Gov. Michelle Lujan Grisham has appointed three new members to the New Mexico Spaceport Authority and re-appointed three other members.

The new appointees are Ethan Epstein of Los Rancho, Peggy S. Johnson of Williamsburg and Eric J. Schindwolf of Tijeras.

Johnson is a native of Truth or Consequences and has served both as mayor and city commissioner for the city. She said she is excited about the appointment and is a big spaceport supporter.

“I supported the [Spaceport] gross receipts tax way back when,” she said. “With everything going on with NASA and Elon Musk, it’s just all happening right now.”

She said the first board meeting is coming up in a few weeks. The date has yet to be determined. Some of the most respected companies are already operating at the spaceport, she said.

Living in the Las Palomas neighborhood on top of a mesa, Johnson said her yard looks over a gap in the Caballo Mountains where Spaceport America is on the other side, “so it’s like the spaceport is in my back yard.”

In terms of economic development, she said some of the companies bring their families in, buy homes and put their children in schools. Johnson said she would like to encourage southern New Mexico residents to check out the facility and the area around T or C.

“It’s just a wonderful place,” she said. “I hope everyone gets to see it. You can go in the office in T or C and book a tour.
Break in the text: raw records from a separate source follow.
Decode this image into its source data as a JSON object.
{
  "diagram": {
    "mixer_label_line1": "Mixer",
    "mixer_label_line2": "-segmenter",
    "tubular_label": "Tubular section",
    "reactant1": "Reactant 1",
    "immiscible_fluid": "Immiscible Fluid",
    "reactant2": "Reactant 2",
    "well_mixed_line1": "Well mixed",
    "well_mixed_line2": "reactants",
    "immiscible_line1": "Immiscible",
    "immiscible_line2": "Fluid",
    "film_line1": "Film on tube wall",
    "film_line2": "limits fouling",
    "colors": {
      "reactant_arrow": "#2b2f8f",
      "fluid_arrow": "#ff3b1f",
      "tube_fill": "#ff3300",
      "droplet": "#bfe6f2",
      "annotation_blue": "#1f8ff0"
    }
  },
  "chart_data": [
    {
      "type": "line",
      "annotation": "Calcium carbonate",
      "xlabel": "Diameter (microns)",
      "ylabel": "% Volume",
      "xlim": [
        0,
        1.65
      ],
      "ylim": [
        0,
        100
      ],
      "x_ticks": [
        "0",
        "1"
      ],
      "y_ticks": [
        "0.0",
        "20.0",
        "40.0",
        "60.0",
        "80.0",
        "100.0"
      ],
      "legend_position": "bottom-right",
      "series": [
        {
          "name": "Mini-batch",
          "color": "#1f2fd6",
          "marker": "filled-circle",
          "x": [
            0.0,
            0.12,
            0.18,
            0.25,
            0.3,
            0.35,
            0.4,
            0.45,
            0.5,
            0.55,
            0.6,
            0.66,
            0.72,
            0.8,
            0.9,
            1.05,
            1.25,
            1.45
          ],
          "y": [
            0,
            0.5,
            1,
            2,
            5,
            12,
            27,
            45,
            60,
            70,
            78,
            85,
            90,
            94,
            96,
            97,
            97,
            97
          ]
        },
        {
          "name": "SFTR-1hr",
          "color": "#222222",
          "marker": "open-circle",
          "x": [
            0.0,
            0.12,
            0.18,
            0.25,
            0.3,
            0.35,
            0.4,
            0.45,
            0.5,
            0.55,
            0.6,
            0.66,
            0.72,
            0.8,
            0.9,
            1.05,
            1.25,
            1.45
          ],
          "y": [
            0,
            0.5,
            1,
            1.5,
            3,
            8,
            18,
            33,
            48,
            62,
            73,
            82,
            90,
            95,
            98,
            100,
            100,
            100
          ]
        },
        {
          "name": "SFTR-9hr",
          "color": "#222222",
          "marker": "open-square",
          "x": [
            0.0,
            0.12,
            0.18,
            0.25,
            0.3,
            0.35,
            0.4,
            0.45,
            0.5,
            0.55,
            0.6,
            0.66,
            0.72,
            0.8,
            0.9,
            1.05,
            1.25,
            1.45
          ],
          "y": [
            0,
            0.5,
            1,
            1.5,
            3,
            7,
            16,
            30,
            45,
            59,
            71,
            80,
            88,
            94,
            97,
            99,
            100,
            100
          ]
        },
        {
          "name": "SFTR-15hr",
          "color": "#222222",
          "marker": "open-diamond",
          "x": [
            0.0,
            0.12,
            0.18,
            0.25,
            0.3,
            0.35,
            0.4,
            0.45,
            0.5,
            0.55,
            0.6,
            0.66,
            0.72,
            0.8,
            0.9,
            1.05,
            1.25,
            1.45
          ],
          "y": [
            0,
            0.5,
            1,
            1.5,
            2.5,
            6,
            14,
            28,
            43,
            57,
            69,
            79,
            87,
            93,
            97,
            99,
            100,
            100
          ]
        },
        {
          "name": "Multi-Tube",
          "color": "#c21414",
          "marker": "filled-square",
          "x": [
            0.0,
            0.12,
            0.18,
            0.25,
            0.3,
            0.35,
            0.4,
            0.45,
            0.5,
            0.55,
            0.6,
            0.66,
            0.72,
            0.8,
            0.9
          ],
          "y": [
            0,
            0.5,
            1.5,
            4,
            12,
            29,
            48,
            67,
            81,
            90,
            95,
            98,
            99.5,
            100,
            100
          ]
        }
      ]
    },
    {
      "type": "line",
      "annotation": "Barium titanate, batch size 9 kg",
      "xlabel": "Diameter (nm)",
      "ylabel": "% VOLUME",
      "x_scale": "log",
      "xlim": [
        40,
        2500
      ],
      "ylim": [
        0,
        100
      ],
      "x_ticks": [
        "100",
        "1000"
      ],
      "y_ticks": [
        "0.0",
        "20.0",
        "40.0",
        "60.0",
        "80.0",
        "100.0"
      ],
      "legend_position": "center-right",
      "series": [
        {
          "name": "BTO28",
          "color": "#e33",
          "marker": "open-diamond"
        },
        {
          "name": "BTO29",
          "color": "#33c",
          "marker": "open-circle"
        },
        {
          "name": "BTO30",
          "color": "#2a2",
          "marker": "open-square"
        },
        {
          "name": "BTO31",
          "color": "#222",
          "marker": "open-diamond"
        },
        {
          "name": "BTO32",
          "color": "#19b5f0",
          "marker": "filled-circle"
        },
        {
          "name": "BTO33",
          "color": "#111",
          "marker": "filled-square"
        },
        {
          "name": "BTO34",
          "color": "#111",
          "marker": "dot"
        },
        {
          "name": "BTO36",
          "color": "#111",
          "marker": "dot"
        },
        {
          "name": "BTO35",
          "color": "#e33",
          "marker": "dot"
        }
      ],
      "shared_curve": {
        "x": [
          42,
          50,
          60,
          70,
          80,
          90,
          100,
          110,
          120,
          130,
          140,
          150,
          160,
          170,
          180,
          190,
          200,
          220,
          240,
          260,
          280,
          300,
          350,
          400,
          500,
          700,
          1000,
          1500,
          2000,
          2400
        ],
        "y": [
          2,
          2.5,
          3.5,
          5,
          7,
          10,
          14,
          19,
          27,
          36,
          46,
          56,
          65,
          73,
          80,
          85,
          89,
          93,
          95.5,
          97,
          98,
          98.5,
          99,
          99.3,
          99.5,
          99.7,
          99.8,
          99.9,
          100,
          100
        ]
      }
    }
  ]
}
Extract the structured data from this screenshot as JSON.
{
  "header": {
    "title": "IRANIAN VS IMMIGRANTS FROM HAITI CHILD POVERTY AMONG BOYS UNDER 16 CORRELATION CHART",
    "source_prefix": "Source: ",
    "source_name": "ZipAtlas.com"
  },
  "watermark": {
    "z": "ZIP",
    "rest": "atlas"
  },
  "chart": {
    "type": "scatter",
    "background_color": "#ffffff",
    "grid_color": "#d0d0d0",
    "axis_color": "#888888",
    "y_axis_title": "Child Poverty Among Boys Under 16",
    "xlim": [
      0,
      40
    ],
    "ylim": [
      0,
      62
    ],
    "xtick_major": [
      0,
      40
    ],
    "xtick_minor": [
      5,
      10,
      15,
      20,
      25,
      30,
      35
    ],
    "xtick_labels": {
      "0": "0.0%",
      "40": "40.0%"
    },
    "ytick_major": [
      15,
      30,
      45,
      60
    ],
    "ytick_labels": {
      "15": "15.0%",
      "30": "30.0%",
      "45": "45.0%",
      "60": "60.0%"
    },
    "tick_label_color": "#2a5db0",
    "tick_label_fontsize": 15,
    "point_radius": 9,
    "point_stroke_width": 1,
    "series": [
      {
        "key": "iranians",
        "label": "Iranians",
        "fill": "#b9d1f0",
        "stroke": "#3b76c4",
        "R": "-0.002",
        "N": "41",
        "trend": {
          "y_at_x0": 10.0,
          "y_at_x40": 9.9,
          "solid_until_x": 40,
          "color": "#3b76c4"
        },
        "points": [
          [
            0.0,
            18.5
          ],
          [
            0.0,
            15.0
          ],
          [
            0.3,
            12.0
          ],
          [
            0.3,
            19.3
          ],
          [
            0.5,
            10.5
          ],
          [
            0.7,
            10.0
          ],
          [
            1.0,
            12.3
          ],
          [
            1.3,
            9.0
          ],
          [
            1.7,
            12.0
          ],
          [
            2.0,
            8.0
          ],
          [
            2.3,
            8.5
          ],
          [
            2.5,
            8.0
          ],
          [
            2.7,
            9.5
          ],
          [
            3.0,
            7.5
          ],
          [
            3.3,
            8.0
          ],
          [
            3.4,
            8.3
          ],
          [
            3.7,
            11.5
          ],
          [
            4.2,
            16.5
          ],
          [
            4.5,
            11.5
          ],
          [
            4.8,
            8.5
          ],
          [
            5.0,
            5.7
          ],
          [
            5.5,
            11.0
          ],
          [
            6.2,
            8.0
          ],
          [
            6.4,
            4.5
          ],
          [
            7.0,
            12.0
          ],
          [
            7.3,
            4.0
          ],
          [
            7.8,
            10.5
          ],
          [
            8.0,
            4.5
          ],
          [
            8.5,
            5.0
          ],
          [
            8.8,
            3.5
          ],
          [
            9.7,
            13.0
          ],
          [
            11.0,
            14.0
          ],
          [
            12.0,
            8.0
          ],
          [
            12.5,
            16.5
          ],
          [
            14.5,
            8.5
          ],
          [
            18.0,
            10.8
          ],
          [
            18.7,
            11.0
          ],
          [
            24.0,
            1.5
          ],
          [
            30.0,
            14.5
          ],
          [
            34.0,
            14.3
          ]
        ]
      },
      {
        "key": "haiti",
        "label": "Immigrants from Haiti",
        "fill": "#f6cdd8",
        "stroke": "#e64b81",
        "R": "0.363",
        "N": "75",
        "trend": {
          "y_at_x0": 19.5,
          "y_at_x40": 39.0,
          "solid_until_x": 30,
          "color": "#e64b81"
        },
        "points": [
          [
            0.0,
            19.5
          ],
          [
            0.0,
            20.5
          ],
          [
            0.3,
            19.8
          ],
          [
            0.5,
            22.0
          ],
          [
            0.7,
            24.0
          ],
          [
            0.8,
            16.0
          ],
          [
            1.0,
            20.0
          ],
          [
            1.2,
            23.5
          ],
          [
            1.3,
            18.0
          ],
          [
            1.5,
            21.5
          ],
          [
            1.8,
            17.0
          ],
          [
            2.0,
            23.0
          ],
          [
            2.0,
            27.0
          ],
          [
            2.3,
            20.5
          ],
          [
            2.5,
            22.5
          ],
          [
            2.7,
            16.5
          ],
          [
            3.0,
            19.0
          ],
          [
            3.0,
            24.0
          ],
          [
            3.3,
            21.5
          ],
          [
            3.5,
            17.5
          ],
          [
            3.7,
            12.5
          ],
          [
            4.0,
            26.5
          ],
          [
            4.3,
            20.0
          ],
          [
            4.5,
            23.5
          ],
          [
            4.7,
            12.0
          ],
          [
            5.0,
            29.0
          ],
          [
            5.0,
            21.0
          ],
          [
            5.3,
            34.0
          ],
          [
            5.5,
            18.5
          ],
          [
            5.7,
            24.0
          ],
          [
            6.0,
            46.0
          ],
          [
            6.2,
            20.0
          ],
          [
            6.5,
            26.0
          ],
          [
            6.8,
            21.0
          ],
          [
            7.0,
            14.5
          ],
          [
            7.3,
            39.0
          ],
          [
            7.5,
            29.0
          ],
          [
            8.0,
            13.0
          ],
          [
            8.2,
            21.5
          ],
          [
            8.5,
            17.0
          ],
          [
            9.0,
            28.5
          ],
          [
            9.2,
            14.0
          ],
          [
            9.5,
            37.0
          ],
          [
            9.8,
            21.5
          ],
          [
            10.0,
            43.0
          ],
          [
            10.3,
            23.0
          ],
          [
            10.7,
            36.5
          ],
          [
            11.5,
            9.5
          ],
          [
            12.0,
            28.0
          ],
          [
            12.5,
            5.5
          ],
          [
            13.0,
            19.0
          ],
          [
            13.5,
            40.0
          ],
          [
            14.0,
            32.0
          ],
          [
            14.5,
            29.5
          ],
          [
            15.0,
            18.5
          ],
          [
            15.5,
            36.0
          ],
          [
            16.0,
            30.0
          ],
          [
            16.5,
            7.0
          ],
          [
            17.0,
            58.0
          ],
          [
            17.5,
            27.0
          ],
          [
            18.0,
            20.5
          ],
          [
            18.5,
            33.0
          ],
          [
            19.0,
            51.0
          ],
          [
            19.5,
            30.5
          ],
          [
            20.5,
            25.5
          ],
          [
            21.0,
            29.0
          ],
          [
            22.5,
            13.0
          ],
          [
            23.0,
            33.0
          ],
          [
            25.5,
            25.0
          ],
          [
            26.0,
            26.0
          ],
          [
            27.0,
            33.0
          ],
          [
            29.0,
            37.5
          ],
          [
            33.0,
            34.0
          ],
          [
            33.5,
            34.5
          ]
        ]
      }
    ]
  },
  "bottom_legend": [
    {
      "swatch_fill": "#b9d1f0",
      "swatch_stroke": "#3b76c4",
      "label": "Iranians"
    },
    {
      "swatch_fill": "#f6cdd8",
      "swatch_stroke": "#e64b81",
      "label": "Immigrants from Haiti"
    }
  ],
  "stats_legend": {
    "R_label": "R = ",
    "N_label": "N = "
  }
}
It’s really important for people to get onto the spaceport site, and [the tour] pretty much explains everything, and the building downtown is like a mini museum.

“We have got to stay positive because it is going to be wonderful,” she said.

Reappointed members include Michelle Coons, who has a long career in banking and finance in New Mexico, most recently with First National Santa Fe and Strategic Growth Bancorp; Laura Conniff, a real estate broker in Las Cruces and owner of Leveldale Farms and Conniff Cattle Company; and Richard Holdridge, a retired Air Force Officer with a PhD in Astronautical Engineering from Stanford University.

Conniff has been on the board for four years.

“I think it is a great organization,” she said. “There were many who were not in support, but the state approved a $200 million deal. So, what I think is that we need to make it work and do it well.”

Since her tenure on the board Spaceport Authority, CEO Dan Hicks has been hired and a variety of tenants have moved to the spaceport.

“And I think very soon we will have a lift off with Virgin Galactic,” she said.

The board provides oversite, Conniff said, managing contracts with various groups that have dealings with the spaceport, like security.

“It’s a very interesting board,” she said. “I do think it’s going to make a huge difference in this community. It’s an extraordinary facility. There is a lot going on out there. Everybody should take some time and go out there.”

The Spaceport Authority is administratively attached to the New Mexico Economic Development Department. It consists of eight members; six are appointed by the governor and confirmed by the State Senate. The lieutenant-governor (or designee) and the cabinet secretary of the Economic Development Department also are members. By statute, no more than three of the appointed members can belong to the same political party.

Cabinet Secretary Alicia Keyes is the chair of the Spaceport Authority.

“The New Mexico Spaceport Authority is transitioning into a new era of operations and I look forward to invigorating the Board to support current clients and to recruit additional aerospace companies to the state and grow this exciting economic sector,” Keyes said. 

 Spaceport America is an FAA-licensed launch complex, situated on 18,000 acres adjacent to the U.S. Army White Sands Missile Range. It currently hosts flight testing and operations with Virgin Galactic, Boeing, UP Aerospace, EXOS Aerospace, HyperSciences and SpinLaunch.